18 Hij redde mij van sterke vijanden, van hen die mij haatten en van hen die sterker waren dan ik.
19 Zij stortten zich op mij tijdens de dag van mijn ongeluk. Maar de Here was mijn heil.
20 Hij bevrijdde en redde mij, want ik was goed in zijn ogen.
21 De Here beloonde mij voor mijn goedheid, want mijn handen waren onbevuild.
22 Ik heb de geboden van mijn God niet overtreden en ben van zijn weg niet afgeweken.
23 Ik kende zijn wetten en gehoorzaamde deze.
24 Ik was volgzaam tot en met en zorgde ervoor dat ik geen onrecht deed.
25 Daarom heeft de Here zoveel voor mij gedaan, want Hij ziet dat ik vlekkeloos ben.
26 U bent goed voor de goeden, U toont Zich onberispelijk tegenover de onberispelijken.
27 U toont Zich rein tegenover de reinen en sluw tegenover de leugenaars.
28 Wie het moeilijk hebben, redt U, maar U vernedert de hoogmoedigen, want U ziet alles wat zij doen.
29 O Here, U bent mijn licht! U verlicht mijn duisternis.
30 Door uw kracht kan ik een heel leger verslaan en spring ik over een hoge muur.
31 Gods weg is volmaakt, het woord van de Here is waar. Hij beschermt allen die zich aan Hem toevertrouwen.
32 Alleen onze Here is God, wie is een Rots buiten onze Here.
33 God is mijn sterke Burcht, Hij heeft mij in veiligheid gebracht.
34 Hij zorgt dat de goeden veilig kunnen lopen, als klipgeiten over de rotsen.
35 Hij maakt mij bekwaam voor de strijd en geeft mij kracht om een koperen boog te spannen.
36 U hebt mij het schild van uw heil gegeven.
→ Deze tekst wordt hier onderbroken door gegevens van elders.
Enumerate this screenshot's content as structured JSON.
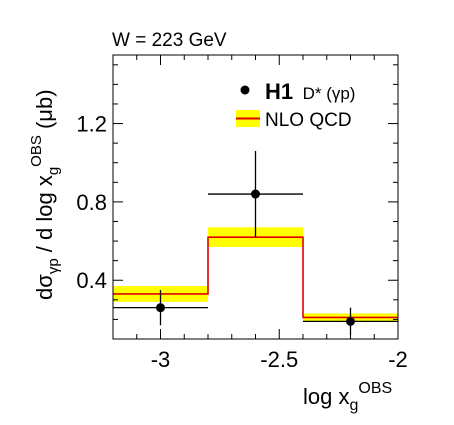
{
  "header": {
    "energy_label": "W = 223 GeV"
  },
  "legend": {
    "data_label_main": "H1",
    "data_label_sub": "D* (γp)",
    "theory_label": "NLO QCD"
  },
  "colors": {
    "band": "#ffff00",
    "line": "#e00000",
    "data": "#000000"
  },
  "chart_data": {
    "type": "line",
    "xlabel_main": "log x",
    "xlabel_sub": "g",
    "xlabel_sup": "OBS",
    "ylabel_main": "dσ",
    "ylabel_sub": "γp",
    "ylabel_rest": " / d log x",
    "ylabel_sub2": "g",
    "ylabel_sup": "OBS",
    "ylabel_unit": " (μb)",
    "xlim": [
      -3.2,
      -2.0
    ],
    "ylim": [
      0.1,
      1.55
    ],
    "x_ticks": [
      -3.0,
      -2.5,
      -2.0
    ],
    "x_tick_labels": [
      "-3",
      "-2.5",
      "-2"
    ],
    "y_ticks": [
      0.4,
      0.8,
      1.2
    ],
    "y_tick_labels": [
      "0.4",
      "0.8",
      "1.2"
    ],
    "data": [
      {
        "x": -3.0,
        "y": 0.26,
        "xerr_low": -3.2,
        "xerr_high": -2.8,
        "yerr_low": 0.17,
        "yerr_high": 0.35
      },
      {
        "x": -2.6,
        "y": 0.84,
        "xerr_low": -2.8,
        "xerr_high": -2.4,
        "yerr_low": 0.62,
        "yerr_high": 1.06
      },
      {
        "x": -2.2,
        "y": 0.19,
        "xerr_low": -2.4,
        "xerr_high": -2.0,
        "yerr_low": 0.12,
        "yerr_high": 0.26
      }
    ],
    "nlo_bins": [
      {
        "x_low": -3.2,
        "x_high": -2.8,
        "central": 0.33,
        "band_low": 0.29,
        "band_high": 0.37
      },
      {
        "x_low": -2.8,
        "x_high": -2.4,
        "central": 0.62,
        "band_low": 0.57,
        "band_high": 0.67
      },
      {
        "x_low": -2.4,
        "x_high": -2.0,
        "central": 0.21,
        "band_low": 0.19,
        "band_high": 0.23
      }
    ]
  }
}
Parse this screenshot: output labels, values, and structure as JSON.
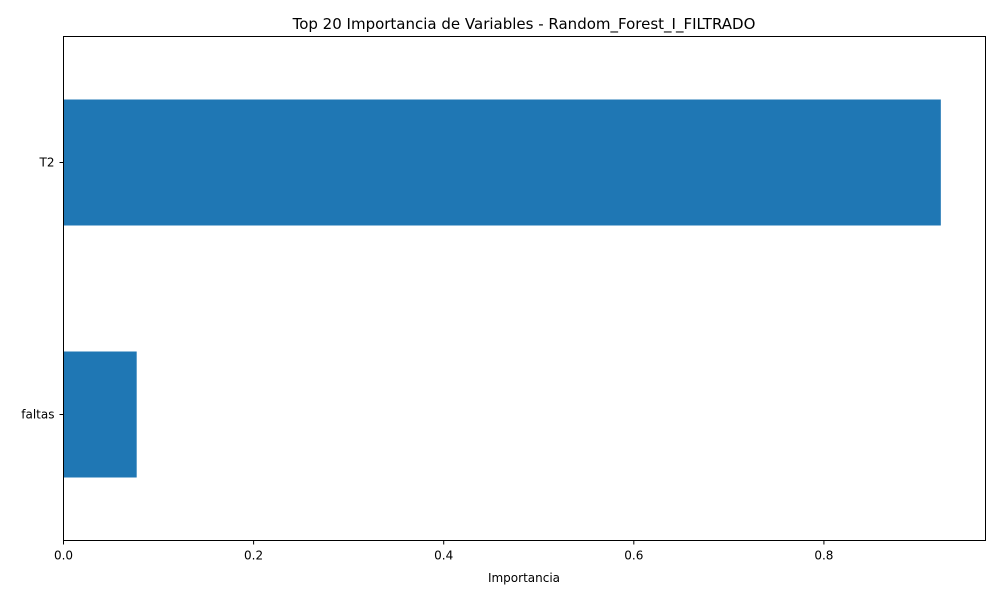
{
  "chart_data": {
    "type": "bar",
    "orientation": "horizontal",
    "title": "Top 20 Importancia de Variables - Random_Forest_I_FILTRADO",
    "xlabel": "Importancia",
    "ylabel": "",
    "categories": [
      "T2",
      "faltas"
    ],
    "values": [
      0.923,
      0.077
    ],
    "xlim": [
      0,
      0.97
    ],
    "xticks": [
      0.0,
      0.2,
      0.4,
      0.6,
      0.8
    ],
    "xtick_labels": [
      "0.0",
      "0.2",
      "0.4",
      "0.6",
      "0.8"
    ],
    "grid": false,
    "legend": "none",
    "bar_color": "#1f77b4"
  }
}
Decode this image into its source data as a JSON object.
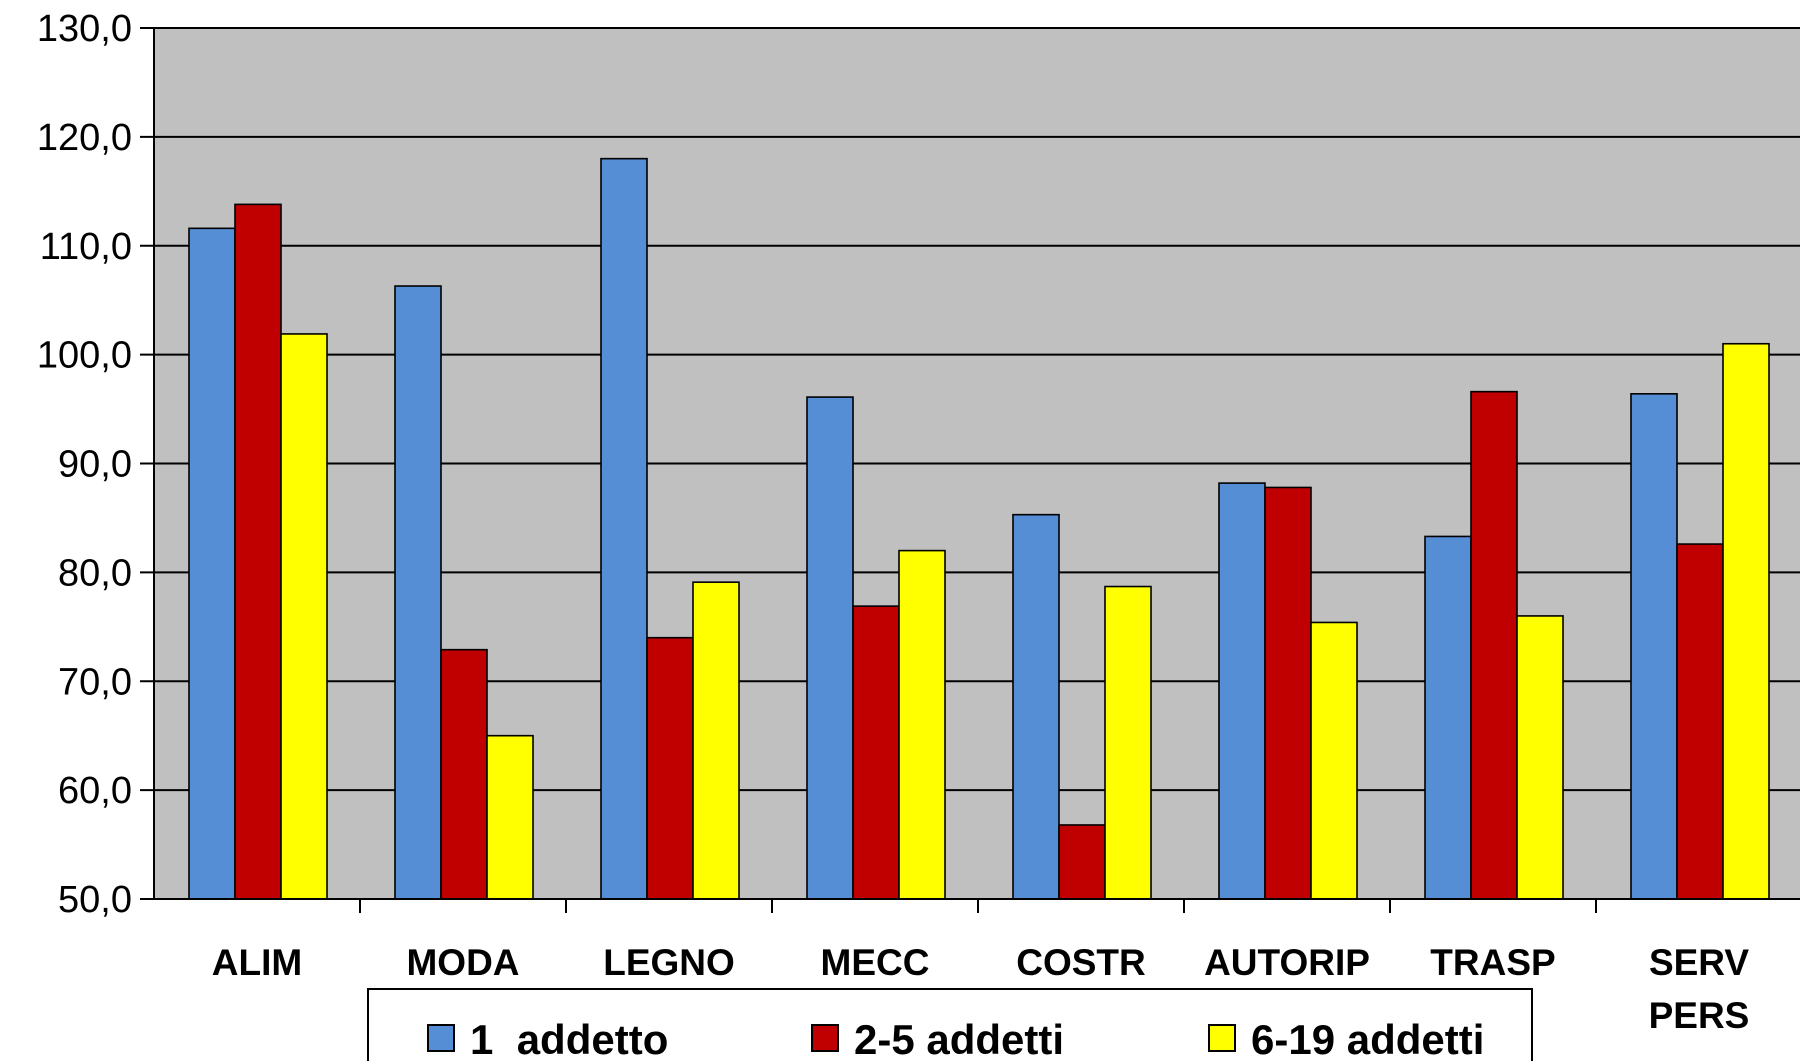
{
  "chart_data": {
    "type": "bar",
    "title": "",
    "xlabel": "",
    "ylabel": "",
    "ylim": [
      50,
      130
    ],
    "yticks": [
      "50,0",
      "60,0",
      "70,0",
      "80,0",
      "90,0",
      "100,0",
      "110,0",
      "120,0",
      "130,0"
    ],
    "ytick_values": [
      50,
      60,
      70,
      80,
      90,
      100,
      110,
      120,
      130
    ],
    "grid": true,
    "legend_position": "bottom",
    "plot_background": "#c0c0c0",
    "categories": [
      [
        "ALIM"
      ],
      [
        "MODA"
      ],
      [
        "LEGNO"
      ],
      [
        "MECC"
      ],
      [
        "COSTR"
      ],
      [
        "AUTORIP"
      ],
      [
        "TRASP"
      ],
      [
        "SERV",
        "PERS"
      ]
    ],
    "series": [
      {
        "name": "1  addetto",
        "color": "#558ed5",
        "values": [
          111.6,
          106.3,
          118.0,
          96.1,
          85.3,
          88.2,
          83.3,
          96.4
        ]
      },
      {
        "name": "2-5 addetti",
        "color": "#c00000",
        "values": [
          113.8,
          72.9,
          74.0,
          76.9,
          56.8,
          87.8,
          96.6,
          82.6
        ]
      },
      {
        "name": "6-19 addetti",
        "color": "#ffff00",
        "values": [
          101.9,
          65.0,
          79.1,
          82.0,
          78.7,
          75.4,
          76.0,
          101.0
        ]
      }
    ]
  }
}
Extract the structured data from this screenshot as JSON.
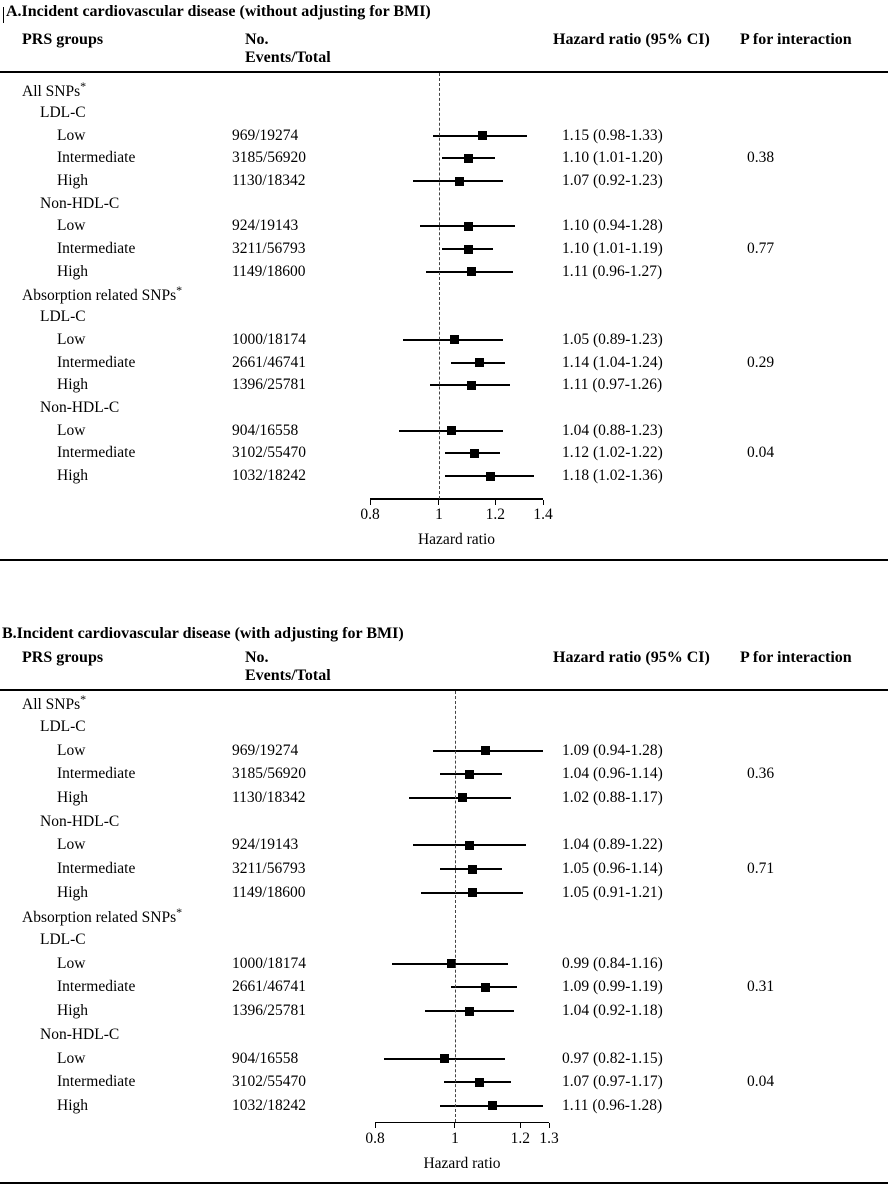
{
  "chart_data": [
    {
      "type": "forest",
      "panel": "A",
      "title": "A.Incident cardiovascular disease (without adjusting for BMI)",
      "columns": [
        "PRS groups",
        "No. Events/Total",
        "Hazard ratio (95% CI)",
        "P for interaction"
      ],
      "xlabel": "Hazard ratio",
      "xscale": "log",
      "xlim": [
        0.8,
        1.4
      ],
      "xticks": [
        0.8,
        1,
        1.2,
        1.4
      ],
      "xtick_labels": [
        "0.8",
        "1",
        "1.2",
        "1.4"
      ],
      "ref_line": 1,
      "rows": [
        {
          "type": "group",
          "label": "All SNPs",
          "sup": "*"
        },
        {
          "type": "subgroup",
          "label": "LDL-C"
        },
        {
          "type": "data",
          "label": "Low",
          "events": "969/19274",
          "hr": 1.15,
          "ci_low": 0.98,
          "ci_high": 1.33,
          "hr_text": "1.15 (0.98-1.33)",
          "p": ""
        },
        {
          "type": "data",
          "label": "Intermediate",
          "events": "3185/56920",
          "hr": 1.1,
          "ci_low": 1.01,
          "ci_high": 1.2,
          "hr_text": "1.10 (1.01-1.20)",
          "p": "0.38"
        },
        {
          "type": "data",
          "label": "High",
          "events": "1130/18342",
          "hr": 1.07,
          "ci_low": 0.92,
          "ci_high": 1.23,
          "hr_text": "1.07 (0.92-1.23)",
          "p": ""
        },
        {
          "type": "subgroup",
          "label": "Non-HDL-C"
        },
        {
          "type": "data",
          "label": "Low",
          "events": "924/19143",
          "hr": 1.1,
          "ci_low": 0.94,
          "ci_high": 1.28,
          "hr_text": "1.10 (0.94-1.28)",
          "p": ""
        },
        {
          "type": "data",
          "label": "Intermediate",
          "events": "3211/56793",
          "hr": 1.1,
          "ci_low": 1.01,
          "ci_high": 1.19,
          "hr_text": "1.10 (1.01-1.19)",
          "p": "0.77"
        },
        {
          "type": "data",
          "label": "High",
          "events": "1149/18600",
          "hr": 1.11,
          "ci_low": 0.96,
          "ci_high": 1.27,
          "hr_text": "1.11 (0.96-1.27)",
          "p": ""
        },
        {
          "type": "group",
          "label": "Absorption related SNPs",
          "sup": "*"
        },
        {
          "type": "subgroup",
          "label": "LDL-C"
        },
        {
          "type": "data",
          "label": "Low",
          "events": "1000/18174",
          "hr": 1.05,
          "ci_low": 0.89,
          "ci_high": 1.23,
          "hr_text": "1.05 (0.89-1.23)",
          "p": ""
        },
        {
          "type": "data",
          "label": "Intermediate",
          "events": "2661/46741",
          "hr": 1.14,
          "ci_low": 1.04,
          "ci_high": 1.24,
          "hr_text": "1.14 (1.04-1.24)",
          "p": "0.29"
        },
        {
          "type": "data",
          "label": "High",
          "events": "1396/25781",
          "hr": 1.11,
          "ci_low": 0.97,
          "ci_high": 1.26,
          "hr_text": "1.11 (0.97-1.26)",
          "p": ""
        },
        {
          "type": "subgroup",
          "label": "Non-HDL-C"
        },
        {
          "type": "data",
          "label": "Low",
          "events": "904/16558",
          "hr": 1.04,
          "ci_low": 0.88,
          "ci_high": 1.23,
          "hr_text": "1.04 (0.88-1.23)",
          "p": ""
        },
        {
          "type": "data",
          "label": "Intermediate",
          "events": "3102/55470",
          "hr": 1.12,
          "ci_low": 1.02,
          "ci_high": 1.22,
          "hr_text": "1.12 (1.02-1.22)",
          "p": "0.04"
        },
        {
          "type": "data",
          "label": "High",
          "events": "1032/18242",
          "hr": 1.18,
          "ci_low": 1.02,
          "ci_high": 1.36,
          "hr_text": "1.18 (1.02-1.36)",
          "p": ""
        }
      ]
    },
    {
      "type": "forest",
      "panel": "B",
      "title": "B.Incident cardiovascular disease (with adjusting for BMI)",
      "columns": [
        "PRS groups",
        "No. Events/Total",
        "Hazard ratio (95% CI)",
        "P for interaction"
      ],
      "xlabel": "Hazard ratio",
      "xscale": "log",
      "xlim": [
        0.8,
        1.3
      ],
      "xticks": [
        0.8,
        1,
        1.2,
        1.3
      ],
      "xtick_labels": [
        "0.8",
        "1",
        "1.2",
        "1.3"
      ],
      "ref_line": 1,
      "rows": [
        {
          "type": "group",
          "label": "All SNPs",
          "sup": "*"
        },
        {
          "type": "subgroup",
          "label": "LDL-C"
        },
        {
          "type": "data",
          "label": "Low",
          "events": "969/19274",
          "hr": 1.09,
          "ci_low": 0.94,
          "ci_high": 1.28,
          "hr_text": "1.09 (0.94-1.28)",
          "p": ""
        },
        {
          "type": "data",
          "label": "Intermediate",
          "events": "3185/56920",
          "hr": 1.04,
          "ci_low": 0.96,
          "ci_high": 1.14,
          "hr_text": "1.04 (0.96-1.14)",
          "p": "0.36"
        },
        {
          "type": "data",
          "label": "High",
          "events": "1130/18342",
          "hr": 1.02,
          "ci_low": 0.88,
          "ci_high": 1.17,
          "hr_text": "1.02 (0.88-1.17)",
          "p": ""
        },
        {
          "type": "subgroup",
          "label": "Non-HDL-C"
        },
        {
          "type": "data",
          "label": "Low",
          "events": "924/19143",
          "hr": 1.04,
          "ci_low": 0.89,
          "ci_high": 1.22,
          "hr_text": "1.04 (0.89-1.22)",
          "p": ""
        },
        {
          "type": "data",
          "label": "Intermediate",
          "events": "3211/56793",
          "hr": 1.05,
          "ci_low": 0.96,
          "ci_high": 1.14,
          "hr_text": "1.05 (0.96-1.14)",
          "p": "0.71"
        },
        {
          "type": "data",
          "label": "High",
          "events": "1149/18600",
          "hr": 1.05,
          "ci_low": 0.91,
          "ci_high": 1.21,
          "hr_text": "1.05 (0.91-1.21)",
          "p": ""
        },
        {
          "type": "group",
          "label": "Absorption related SNPs",
          "sup": "*"
        },
        {
          "type": "subgroup",
          "label": "LDL-C"
        },
        {
          "type": "data",
          "label": "Low",
          "events": "1000/18174",
          "hr": 0.99,
          "ci_low": 0.84,
          "ci_high": 1.16,
          "hr_text": "0.99 (0.84-1.16)",
          "p": ""
        },
        {
          "type": "data",
          "label": "Intermediate",
          "events": "2661/46741",
          "hr": 1.09,
          "ci_low": 0.99,
          "ci_high": 1.19,
          "hr_text": "1.09 (0.99-1.19)",
          "p": "0.31"
        },
        {
          "type": "data",
          "label": "High",
          "events": "1396/25781",
          "hr": 1.04,
          "ci_low": 0.92,
          "ci_high": 1.18,
          "hr_text": "1.04 (0.92-1.18)",
          "p": ""
        },
        {
          "type": "subgroup",
          "label": "Non-HDL-C"
        },
        {
          "type": "data",
          "label": "Low",
          "events": "904/16558",
          "hr": 0.97,
          "ci_low": 0.82,
          "ci_high": 1.15,
          "hr_text": "0.97 (0.82-1.15)",
          "p": ""
        },
        {
          "type": "data",
          "label": "Intermediate",
          "events": "3102/55470",
          "hr": 1.07,
          "ci_low": 0.97,
          "ci_high": 1.17,
          "hr_text": "1.07 (0.97-1.17)",
          "p": "0.04"
        },
        {
          "type": "data",
          "label": "High",
          "events": "1032/18242",
          "hr": 1.11,
          "ci_low": 0.96,
          "ci_high": 1.28,
          "hr_text": "1.11 (0.96-1.28)",
          "p": ""
        }
      ]
    }
  ]
}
Door mij te verhoren, hebt U mij grootgemaakt.
37 U hebt een pad voor mij gereedgemaakt, zodat ik niet kon uitglijden.
38 Ik heb mijn vijanden achtervolgd en hen verslagen. Ik hield pas op toen zij allemaal waren verdwenen.
39 Ik heb hen vernietigd, zodat er niet één meer kan opstaan. Zij zijn onder mijn voet ten val gekomen.
40 Want U hebt mij kracht gegeven in de strijd en ervoor gezorgd dat ik iedereen die tegen mij opstond, kon onderwerpen.
41 U liet mijn vijanden op de vlucht slaan en wegrennen. Ik heb hen allemaal verslagen.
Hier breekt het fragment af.